Per fare anche solo un accenno a tutte le notevoli testimonianze artistiche qui conservate non sarebbe sufficiente questo spazio. La mia decisione è quindi di dedicare il resto della visita a quel che resta dei dipinti che decorano il punto focale di questo ambiente: l’abside.
Gli affreschi che possiamo ammirare oggi sono riemersi sotto strati di pittura monocroma grazie ai lavori di restauro promossi nel 2008 dalla Soprintendenza.
Nella zona dell’abside si evidenziavano tracce di una pittura figurativa che la lettura dei documenti e il ricordo degli abitanti hanno permesso di riconoscere in un soggetto devozionale con cervi colti nell’attimo di abbeverarsi ad una fonte ai lati di una croce gemmata.
I lavori preliminari al restauro di queste decorazioni hanno però portato alla sensazionale scoperta della presenza, ancora più in profondità, di affreschi risalenti alla fondazione della chiesa, ancora ben conservati. Non è necessario ripercorrere tutte le fasi del restauro per immaginare la meraviglia provata nello svelare i volti degli Apostoli che sfilano lungo le pareti, l’emozione nel ritrovare, una ad una, le pieghe del manto della Vergine assisa nel Catino.
Il tema scelto per questa decorazione pittorica è perfettamente adatto ad una chiesa dedicata a Maria. Si tratta infatti di una Incoronazione della Vergine.
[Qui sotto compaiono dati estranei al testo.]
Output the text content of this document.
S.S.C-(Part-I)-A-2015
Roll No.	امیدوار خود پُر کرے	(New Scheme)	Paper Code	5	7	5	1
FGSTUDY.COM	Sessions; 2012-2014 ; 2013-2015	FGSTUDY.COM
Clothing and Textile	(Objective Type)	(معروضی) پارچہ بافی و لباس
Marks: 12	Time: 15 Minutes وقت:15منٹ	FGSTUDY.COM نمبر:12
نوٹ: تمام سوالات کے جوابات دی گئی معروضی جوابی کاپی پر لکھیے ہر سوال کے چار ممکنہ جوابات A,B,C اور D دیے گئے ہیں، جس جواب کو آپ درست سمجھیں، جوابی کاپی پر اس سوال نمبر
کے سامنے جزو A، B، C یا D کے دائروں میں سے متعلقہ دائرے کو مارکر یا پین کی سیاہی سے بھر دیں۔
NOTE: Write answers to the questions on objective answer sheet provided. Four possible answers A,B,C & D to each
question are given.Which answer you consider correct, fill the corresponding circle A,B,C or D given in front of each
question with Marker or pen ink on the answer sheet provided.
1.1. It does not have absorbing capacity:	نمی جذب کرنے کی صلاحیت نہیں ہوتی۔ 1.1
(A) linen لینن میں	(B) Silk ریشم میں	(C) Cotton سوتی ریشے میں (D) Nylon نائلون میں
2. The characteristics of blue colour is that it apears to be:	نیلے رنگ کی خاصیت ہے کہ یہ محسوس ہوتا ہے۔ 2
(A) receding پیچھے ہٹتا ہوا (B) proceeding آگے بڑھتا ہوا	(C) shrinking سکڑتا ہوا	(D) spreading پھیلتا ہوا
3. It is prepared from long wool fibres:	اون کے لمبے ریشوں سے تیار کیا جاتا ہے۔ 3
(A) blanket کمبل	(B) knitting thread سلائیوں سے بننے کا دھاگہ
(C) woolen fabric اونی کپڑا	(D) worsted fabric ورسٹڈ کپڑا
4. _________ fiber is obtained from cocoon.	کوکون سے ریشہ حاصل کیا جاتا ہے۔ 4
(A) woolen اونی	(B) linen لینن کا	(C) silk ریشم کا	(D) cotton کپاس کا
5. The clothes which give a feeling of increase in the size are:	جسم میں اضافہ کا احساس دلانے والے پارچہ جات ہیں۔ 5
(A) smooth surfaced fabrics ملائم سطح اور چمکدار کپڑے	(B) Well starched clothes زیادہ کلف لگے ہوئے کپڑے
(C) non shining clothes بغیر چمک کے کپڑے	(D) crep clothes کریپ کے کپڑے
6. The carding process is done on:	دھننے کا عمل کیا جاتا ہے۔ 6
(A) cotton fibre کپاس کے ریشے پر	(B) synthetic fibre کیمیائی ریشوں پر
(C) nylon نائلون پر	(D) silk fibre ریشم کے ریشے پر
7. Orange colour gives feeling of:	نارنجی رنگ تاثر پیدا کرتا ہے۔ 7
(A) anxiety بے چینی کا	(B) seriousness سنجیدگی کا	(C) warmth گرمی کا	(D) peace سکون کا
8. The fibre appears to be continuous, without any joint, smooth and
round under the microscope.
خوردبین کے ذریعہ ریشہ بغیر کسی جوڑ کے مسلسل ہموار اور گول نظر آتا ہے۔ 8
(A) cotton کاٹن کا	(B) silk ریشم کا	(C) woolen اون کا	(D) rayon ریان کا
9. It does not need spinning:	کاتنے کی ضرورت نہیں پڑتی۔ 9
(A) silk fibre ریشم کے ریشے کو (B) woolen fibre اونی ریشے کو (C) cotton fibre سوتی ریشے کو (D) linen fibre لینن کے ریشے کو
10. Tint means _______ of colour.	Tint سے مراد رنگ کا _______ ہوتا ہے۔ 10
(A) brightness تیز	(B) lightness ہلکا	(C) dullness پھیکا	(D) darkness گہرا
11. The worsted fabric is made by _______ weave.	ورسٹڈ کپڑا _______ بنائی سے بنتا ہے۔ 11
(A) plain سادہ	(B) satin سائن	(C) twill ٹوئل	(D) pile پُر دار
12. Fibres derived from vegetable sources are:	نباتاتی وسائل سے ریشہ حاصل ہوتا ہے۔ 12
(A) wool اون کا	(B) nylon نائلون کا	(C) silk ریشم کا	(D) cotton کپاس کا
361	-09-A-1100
Il Redentore è colto nell’atto di incoronare la Vergine, sulle note della bella sinfonia suonata dalla schiera di angeli musicanti.
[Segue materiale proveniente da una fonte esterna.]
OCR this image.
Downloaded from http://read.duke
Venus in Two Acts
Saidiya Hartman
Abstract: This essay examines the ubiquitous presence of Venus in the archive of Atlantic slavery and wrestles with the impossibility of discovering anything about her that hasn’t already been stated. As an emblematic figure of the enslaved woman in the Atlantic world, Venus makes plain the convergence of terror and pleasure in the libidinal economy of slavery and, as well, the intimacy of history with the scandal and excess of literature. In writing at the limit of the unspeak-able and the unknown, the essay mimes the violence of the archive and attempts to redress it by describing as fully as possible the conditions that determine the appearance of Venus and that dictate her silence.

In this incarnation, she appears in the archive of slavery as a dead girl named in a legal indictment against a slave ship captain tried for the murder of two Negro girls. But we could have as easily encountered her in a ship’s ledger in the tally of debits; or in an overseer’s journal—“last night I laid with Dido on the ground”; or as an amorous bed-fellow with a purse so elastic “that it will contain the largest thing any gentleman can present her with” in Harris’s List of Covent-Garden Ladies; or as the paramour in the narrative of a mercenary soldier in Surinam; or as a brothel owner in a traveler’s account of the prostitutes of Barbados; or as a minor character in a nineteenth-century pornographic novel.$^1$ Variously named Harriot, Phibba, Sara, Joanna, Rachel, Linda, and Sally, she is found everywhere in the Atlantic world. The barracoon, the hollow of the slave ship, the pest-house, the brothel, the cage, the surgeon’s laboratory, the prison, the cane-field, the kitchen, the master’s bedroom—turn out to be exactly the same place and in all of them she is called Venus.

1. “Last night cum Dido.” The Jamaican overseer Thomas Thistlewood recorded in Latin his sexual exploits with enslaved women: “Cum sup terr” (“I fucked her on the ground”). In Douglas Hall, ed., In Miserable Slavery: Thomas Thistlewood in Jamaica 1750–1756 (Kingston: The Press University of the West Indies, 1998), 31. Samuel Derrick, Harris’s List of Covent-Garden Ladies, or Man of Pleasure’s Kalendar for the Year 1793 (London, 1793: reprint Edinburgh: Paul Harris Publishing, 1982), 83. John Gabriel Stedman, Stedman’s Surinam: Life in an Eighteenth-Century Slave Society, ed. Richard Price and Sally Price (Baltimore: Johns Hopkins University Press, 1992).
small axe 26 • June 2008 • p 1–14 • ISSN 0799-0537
Per quanto riguarda gli Apostoli, i vostri occhi potranno contarne solo sette. I restanti sono andati perduti per via di strutturali modifiche apportate in questa parte della chiesa nel corso degli anni.
La storia conservativa di questa chiesa è complessa, fatta di infiltrazioni, di numerosi interventi di ristrutturazione che hanno danneggiato, seppur inconsapevolmente, le pitture quattrocentesche. Da qui la scelta obbligata di stuccare le parti non reintegrabili, che oggi riconosciamo in queste ampie zone grigiastre senza figure. Vi invito a guardare a questi “vuoti”, che inizialmente infastidiranno i vostri occhi, come a dei pezzi mancanti di un puzzle di pregio, le cui parti visibili consentono comunque di riconoscere la bellezza e la poesia di questa apparizione celeste dai colori pastello che credo possa portare quel senso di accoglienza e sollievo che è proprio di tutte le chiese, luoghi di tutti, luoghi in cui sentirsi piccoli e soli o forti e parte di un tutto più grande. In ogni caso al sicuro.